Miyalk Domestic and Family Violence Shelter uses MAF planes to help women fleeing domestic and family violence in Arnhem Land
When a woman in Arnhem Land needs to flee domestic and family violence, one of the first calls Megan Pettitt makes is to Mission Aviation Fellowship.
The manager at Miyalk Domestic and Family Violence Shelter has MAF’s Arnhem Land shuttle (RPT) timetable close to her desk and the phone number always handy.
Her office is at the refuge in Nhulunbuy where women and their kids find safety from domestic and family violence and receive support to help them plan their next steps.
"If it is urgent and we cannot wait for an RPT flight, we will call MAF,” Megan said. “We'll let MAF know we are attempting to support someone in community and it is too dangerous to wait for the next RPT, is there any chance we can get a charter flight organised?
"MAF has supported us by organising a charter to drop a client off in a homeland, stop in another homeland and pick a client up on their way back. We are sometimes able to coordinate with the police to facilitate and provide on the ground support to achieve a safe transfer the flight.
“For some women, to actually get here, they know that their life has been saved.”
Miyalk does valuable work in Indigenous communities around Arnhem Land to support women where they want to live, closest to family and cultural connections.
But when a woman has to leave in a hurry, Megan and the team know MAF can be relied on.

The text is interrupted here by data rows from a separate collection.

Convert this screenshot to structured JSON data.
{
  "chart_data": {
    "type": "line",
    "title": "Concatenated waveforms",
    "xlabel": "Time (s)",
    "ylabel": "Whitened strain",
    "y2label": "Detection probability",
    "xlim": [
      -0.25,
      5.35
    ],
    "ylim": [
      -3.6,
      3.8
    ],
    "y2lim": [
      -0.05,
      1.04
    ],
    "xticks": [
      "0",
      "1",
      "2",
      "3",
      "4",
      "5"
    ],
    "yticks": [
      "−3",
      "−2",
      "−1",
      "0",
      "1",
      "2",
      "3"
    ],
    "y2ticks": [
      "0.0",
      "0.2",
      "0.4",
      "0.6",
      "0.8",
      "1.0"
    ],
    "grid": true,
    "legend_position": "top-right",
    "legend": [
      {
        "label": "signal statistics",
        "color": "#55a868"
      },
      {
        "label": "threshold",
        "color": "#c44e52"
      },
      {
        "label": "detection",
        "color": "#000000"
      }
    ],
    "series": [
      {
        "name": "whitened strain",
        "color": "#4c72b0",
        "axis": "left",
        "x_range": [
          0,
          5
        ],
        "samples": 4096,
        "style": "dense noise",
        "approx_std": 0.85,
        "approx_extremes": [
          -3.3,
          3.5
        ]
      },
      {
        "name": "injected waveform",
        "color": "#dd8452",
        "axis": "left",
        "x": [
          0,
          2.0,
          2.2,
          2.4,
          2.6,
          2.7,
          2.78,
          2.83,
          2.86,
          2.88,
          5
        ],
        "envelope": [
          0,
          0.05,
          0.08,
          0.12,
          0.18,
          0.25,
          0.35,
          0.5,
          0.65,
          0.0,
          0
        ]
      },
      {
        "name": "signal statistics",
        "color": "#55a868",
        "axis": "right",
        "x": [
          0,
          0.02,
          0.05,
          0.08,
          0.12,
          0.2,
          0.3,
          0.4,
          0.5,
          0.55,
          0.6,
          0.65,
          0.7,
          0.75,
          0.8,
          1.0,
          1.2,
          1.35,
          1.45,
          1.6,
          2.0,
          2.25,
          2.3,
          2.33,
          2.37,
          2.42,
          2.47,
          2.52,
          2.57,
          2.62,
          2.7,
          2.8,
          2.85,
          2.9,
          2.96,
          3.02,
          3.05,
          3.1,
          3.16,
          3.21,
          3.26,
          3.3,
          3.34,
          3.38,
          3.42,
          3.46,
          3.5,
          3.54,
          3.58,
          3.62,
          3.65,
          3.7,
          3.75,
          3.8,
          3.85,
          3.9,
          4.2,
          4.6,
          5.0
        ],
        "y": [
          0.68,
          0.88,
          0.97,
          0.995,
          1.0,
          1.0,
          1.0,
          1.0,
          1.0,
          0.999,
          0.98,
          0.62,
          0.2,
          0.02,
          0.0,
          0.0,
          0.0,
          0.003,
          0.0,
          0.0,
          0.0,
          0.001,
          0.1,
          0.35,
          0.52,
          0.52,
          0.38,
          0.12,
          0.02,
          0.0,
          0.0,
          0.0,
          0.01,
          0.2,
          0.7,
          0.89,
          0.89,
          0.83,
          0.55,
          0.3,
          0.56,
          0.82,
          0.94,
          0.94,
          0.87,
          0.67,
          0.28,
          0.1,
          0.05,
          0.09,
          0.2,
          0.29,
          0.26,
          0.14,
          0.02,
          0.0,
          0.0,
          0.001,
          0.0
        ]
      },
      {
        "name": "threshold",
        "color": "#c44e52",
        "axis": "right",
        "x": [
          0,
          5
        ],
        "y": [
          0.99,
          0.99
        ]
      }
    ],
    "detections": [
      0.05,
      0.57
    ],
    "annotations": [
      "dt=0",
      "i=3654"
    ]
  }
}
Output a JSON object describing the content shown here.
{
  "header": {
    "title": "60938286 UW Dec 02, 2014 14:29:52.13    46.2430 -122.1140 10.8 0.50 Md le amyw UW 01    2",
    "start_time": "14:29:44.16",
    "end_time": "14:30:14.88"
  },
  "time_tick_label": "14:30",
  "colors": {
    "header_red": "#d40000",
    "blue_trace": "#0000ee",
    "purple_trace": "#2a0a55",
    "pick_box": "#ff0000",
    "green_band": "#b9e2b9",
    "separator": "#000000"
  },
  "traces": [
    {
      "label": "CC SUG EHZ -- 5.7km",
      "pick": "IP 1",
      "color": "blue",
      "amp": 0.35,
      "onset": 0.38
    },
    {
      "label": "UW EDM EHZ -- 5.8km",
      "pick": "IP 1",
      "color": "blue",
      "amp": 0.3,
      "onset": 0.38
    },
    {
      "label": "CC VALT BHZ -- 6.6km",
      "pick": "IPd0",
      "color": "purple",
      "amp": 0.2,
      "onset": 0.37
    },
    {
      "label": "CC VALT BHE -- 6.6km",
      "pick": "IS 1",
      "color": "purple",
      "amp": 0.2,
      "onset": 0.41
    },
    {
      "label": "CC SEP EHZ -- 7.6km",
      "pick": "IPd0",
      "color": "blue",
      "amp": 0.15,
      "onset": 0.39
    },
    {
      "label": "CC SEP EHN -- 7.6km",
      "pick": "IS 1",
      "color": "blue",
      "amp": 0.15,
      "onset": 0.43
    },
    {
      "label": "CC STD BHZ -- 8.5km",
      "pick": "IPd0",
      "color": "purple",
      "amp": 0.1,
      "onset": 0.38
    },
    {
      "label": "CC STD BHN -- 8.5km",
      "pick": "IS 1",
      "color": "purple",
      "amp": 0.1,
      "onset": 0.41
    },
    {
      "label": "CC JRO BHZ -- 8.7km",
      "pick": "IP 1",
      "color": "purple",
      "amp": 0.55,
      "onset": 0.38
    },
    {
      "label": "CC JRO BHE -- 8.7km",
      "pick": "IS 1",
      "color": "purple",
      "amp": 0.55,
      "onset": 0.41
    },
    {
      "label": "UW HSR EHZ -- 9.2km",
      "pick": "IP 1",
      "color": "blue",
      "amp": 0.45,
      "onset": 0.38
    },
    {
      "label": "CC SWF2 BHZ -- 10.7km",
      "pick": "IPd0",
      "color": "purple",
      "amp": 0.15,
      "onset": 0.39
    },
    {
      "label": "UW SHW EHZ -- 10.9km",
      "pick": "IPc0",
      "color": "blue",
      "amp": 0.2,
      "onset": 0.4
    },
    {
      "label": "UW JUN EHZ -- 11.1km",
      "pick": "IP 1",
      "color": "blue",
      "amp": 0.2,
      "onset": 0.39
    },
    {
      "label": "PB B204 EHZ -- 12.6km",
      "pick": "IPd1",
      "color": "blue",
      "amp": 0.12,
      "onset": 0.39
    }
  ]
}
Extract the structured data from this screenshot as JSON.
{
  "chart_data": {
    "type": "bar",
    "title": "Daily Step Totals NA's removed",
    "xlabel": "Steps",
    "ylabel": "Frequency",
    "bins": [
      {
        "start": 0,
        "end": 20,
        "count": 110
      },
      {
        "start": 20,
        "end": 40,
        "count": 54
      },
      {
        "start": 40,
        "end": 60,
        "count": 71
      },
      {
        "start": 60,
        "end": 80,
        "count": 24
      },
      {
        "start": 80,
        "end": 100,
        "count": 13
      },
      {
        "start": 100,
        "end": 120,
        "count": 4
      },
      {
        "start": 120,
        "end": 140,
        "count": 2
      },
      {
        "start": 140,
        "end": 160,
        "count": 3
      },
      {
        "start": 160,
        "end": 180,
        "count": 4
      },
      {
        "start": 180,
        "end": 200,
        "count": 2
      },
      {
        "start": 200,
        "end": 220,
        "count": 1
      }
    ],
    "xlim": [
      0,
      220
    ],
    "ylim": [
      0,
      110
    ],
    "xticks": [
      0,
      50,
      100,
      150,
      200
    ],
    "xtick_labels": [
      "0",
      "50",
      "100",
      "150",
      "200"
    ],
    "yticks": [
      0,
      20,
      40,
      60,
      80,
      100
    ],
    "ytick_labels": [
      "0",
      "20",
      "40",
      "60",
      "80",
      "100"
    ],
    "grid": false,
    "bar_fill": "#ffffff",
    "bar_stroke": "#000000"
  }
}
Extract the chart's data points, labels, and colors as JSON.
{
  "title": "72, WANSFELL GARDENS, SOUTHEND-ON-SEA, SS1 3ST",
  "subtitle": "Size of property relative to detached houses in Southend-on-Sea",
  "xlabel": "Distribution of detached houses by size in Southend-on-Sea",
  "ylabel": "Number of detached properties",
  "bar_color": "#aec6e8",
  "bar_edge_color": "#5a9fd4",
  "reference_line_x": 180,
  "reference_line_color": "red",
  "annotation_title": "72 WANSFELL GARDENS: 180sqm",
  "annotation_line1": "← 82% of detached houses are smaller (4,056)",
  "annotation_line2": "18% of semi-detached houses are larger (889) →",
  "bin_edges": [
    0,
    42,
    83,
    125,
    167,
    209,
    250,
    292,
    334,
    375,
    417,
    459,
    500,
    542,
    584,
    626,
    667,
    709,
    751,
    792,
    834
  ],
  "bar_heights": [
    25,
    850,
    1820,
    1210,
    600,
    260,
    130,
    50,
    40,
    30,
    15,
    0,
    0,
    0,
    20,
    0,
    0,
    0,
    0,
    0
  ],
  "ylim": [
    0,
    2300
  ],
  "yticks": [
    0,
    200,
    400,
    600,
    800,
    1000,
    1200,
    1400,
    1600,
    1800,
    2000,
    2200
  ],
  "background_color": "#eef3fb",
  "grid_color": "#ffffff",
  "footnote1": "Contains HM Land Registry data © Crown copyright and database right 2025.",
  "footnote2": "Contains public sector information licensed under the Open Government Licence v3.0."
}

With regular flights around Arnhem Land and aircraft capable of landing at isolated airstrips, MAF is the only organisation that provides such a quick route to safety.
“That’s where we really rely on MAF, when we do get calls from other communities and there’s a referral and someone needs to get out as soon as possible,” Megan said.
“We’ll jump on the phone to MAF and say ‘Hey have you got anything going’ and generally you guys are absolutely incredible. You’ll make a plan and we’re able to support that client to get out and come and stay here.
"Sometimes, it's also about providing support to relocate survivors to a safer community. If a woman and her family arrive from one community and after some time and case work with that client they identify there is another community they would like to go to that is safe and supported then we can support them to get there. We are a crisis and short-term accommodation and therefore we work with clients to identify where they would like to go after MDFVS that is safe."
At MDFVS, which is funded by the Northern Territory and Australian Commonwealth governments, women and their families can get support from case workers with self-identified needs and goals through wellbeing, DFVP, outreach, and children's and families programme. Help may include education and awareness, parenting support or budgeting.
“For a lot of clients, when they are thinking about getting out in such an emergency, they are thinking more about the here and now – ‘I need to protect myself, I need to protect my kids, I need to get out’. Then you start future planning,” Megan added.
“There is a huge amount of trauma and heightened emotions in times of distress and fear. Only once they are here, and they can make cup of tea and rest, do they start to feel safe and supported to start thinking about what's next.”
The team at MAF Arnhem Land make every effort to send a plane whenever the call comes. It’s the backing of generous MAF supporters that maintains this lifeline.
“They are always super willing to help, always very quick to respond because they understand it’s an emergency, they’ve been absolutely incredible,” Megan said.
“We don’t have the resources to pay for charter flights weekly, so to have MAF’s support means that we are able to get people out of the community and get them back to safety.”